Congress intended to restrict the right of removal when it substituted the present § 1441(c) for the old 28 U.S.C. § 71 in 1948. See American Fire & Casualty Co. v. Finn, 341 U.S. 6, 10, 71 S.Ct. 534, 538, 95 L.Ed. 702 (1951). Our reading of the removal statute must reflect the clear congressional intention to restrict removal. Id. This congressional desire to restrict removal has been understood to require that doubts about the propriety of removal be resolved in favor of retained state court jurisdiction. See, e.g., Greenshields v.
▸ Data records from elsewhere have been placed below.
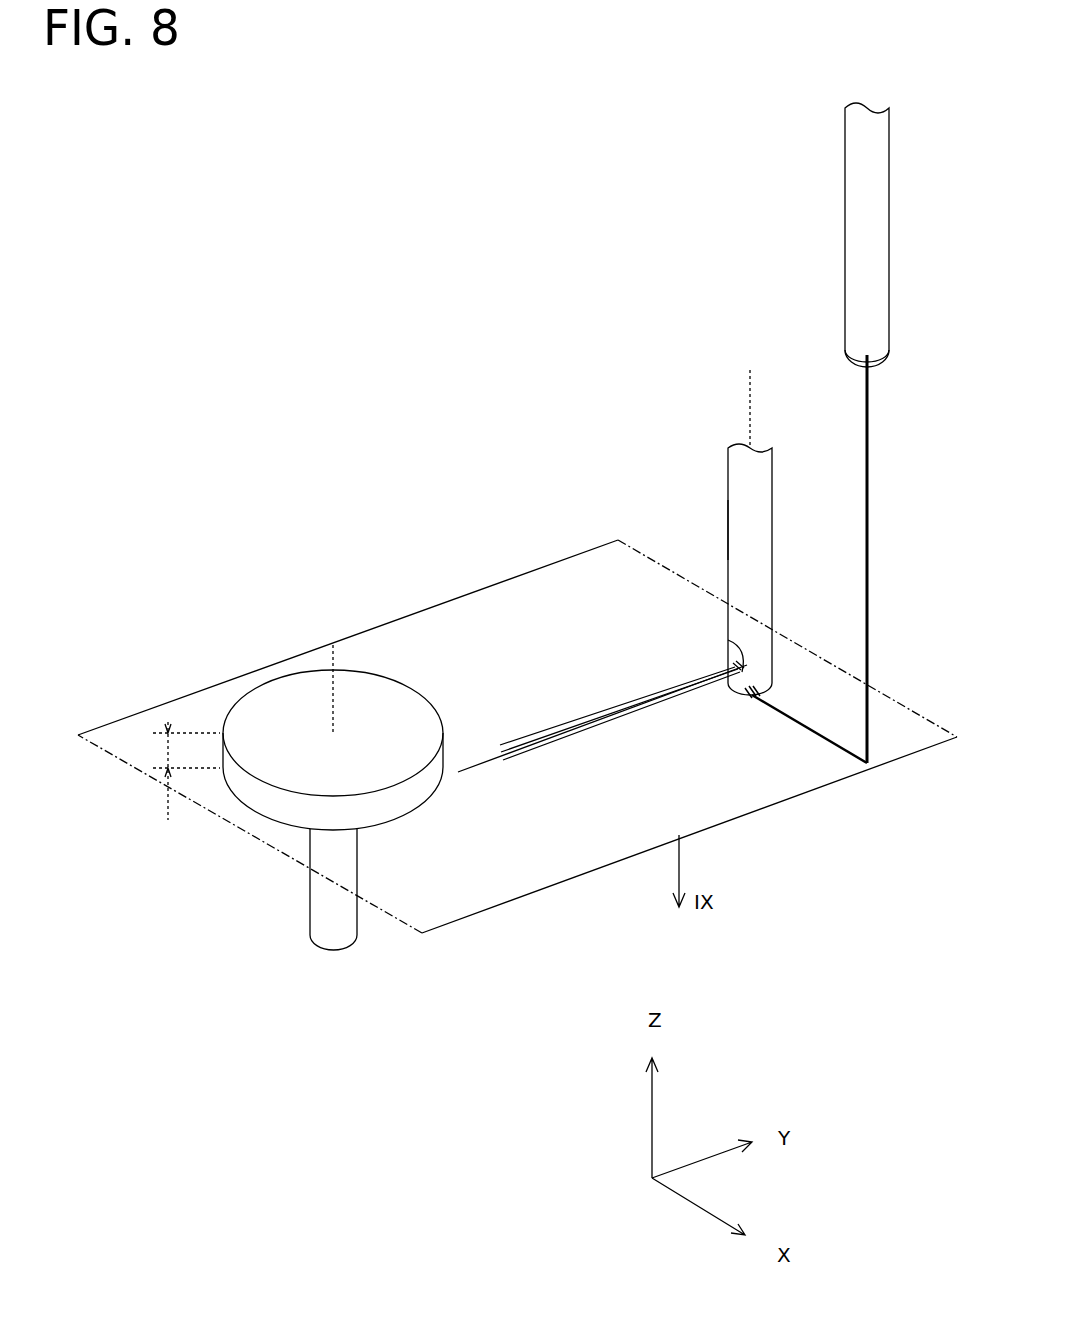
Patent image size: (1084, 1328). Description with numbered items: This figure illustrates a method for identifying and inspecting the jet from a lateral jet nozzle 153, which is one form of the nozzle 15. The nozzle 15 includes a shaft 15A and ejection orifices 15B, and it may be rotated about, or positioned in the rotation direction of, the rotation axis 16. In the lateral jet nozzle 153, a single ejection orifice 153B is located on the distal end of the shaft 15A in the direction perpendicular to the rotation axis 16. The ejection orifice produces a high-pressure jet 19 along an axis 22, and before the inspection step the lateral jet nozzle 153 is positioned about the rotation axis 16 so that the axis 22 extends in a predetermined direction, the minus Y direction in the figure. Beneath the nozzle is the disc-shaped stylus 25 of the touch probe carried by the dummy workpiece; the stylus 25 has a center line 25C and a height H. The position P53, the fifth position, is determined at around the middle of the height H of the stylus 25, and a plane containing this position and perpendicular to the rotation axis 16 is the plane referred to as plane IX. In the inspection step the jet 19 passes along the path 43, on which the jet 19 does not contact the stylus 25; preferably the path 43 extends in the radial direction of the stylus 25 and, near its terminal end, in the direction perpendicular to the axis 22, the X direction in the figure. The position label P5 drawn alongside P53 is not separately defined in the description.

The rotation axis 16 is at (750, 393).
The path 43 is at (867, 423).
The lateral jet nozzle 153 is at (728, 478).
The nozzle 15 is at (686, 569).
The shaft 15A is at (728, 531).
The ejection orifice 153B is at (729, 636).
The ejection orifice 15B is at (672, 637).
The jet 19 is at (592, 708).
The axis 22 is at (473, 765).
The stylus 25 is at (385, 677).
The center line 25C is at (333, 670).
The position P53 is at (745, 699).
The contact point P5 is at (684, 720).
The height H is at (179, 771).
Warren Petroleum Corp., 248 F.2d 61, 65 (10th Cir.1957).

The language of the leading case on what constitutes a “separate and independent claim or cause of action” bolsters the argument against removal here. In American Fire & Casualty Co. v. Finn, the Court stated that no separate and independent claim is shown where the plaintiff

suffered but one actionable wrong and was entitled to but one recovery, whether his injury was due to one or the other of several distinct acts of alleged negligence or to a combination of some or all of them. In either view, there would be but a single wrongful invasion of a single primary right of the plaintiff, namely, the right of bodily safety, whether the acts constituting such invasion were one or many, simple or complex.

341 U.S. at 13, 71 S.Ct. at 539-40 (quoting Baltimore Steamship Co. v. Phillips, 274 U.S. 316, 321, 47 S.Ct. 600, 602, 71 L.Ed. 1069 (1927)).

The fact that Able advances multiple theories of liability against multiple defendants does not mean that he has stated separate and independent actions. Able has alleged a violation of the “single- primary right” of bodily integrity, claiming recovery for the birth defects caused by his mother’s use of Provera. The injury is a single one, for which only one recovery could be had. See Gamer v. Wyeth Laboratories, Inc., 585 F.Supp. 189, 192 (D.S.C. 1984).

The existence of separate and independent actions on these facts is also doubtful because Abie’s two claims involve “substantially the same facts and transactions.” Finn, 341 U.S. at 14, 71 S.Ct. at 540. The entire course of Mrs. Abie’s treatment with Provera was at issue in this case, and common facts would be necessary to show the negligence both of Upjohn and Blair with respect to this drug. The facts in this case surround a single series of events leading to a single injury, not separate events and separate injuries that are “spatially and chronologically distinct.” Lemke v. St. Margaret Hospital, 552 F.Supp. 833 (N.D. Ill.1982).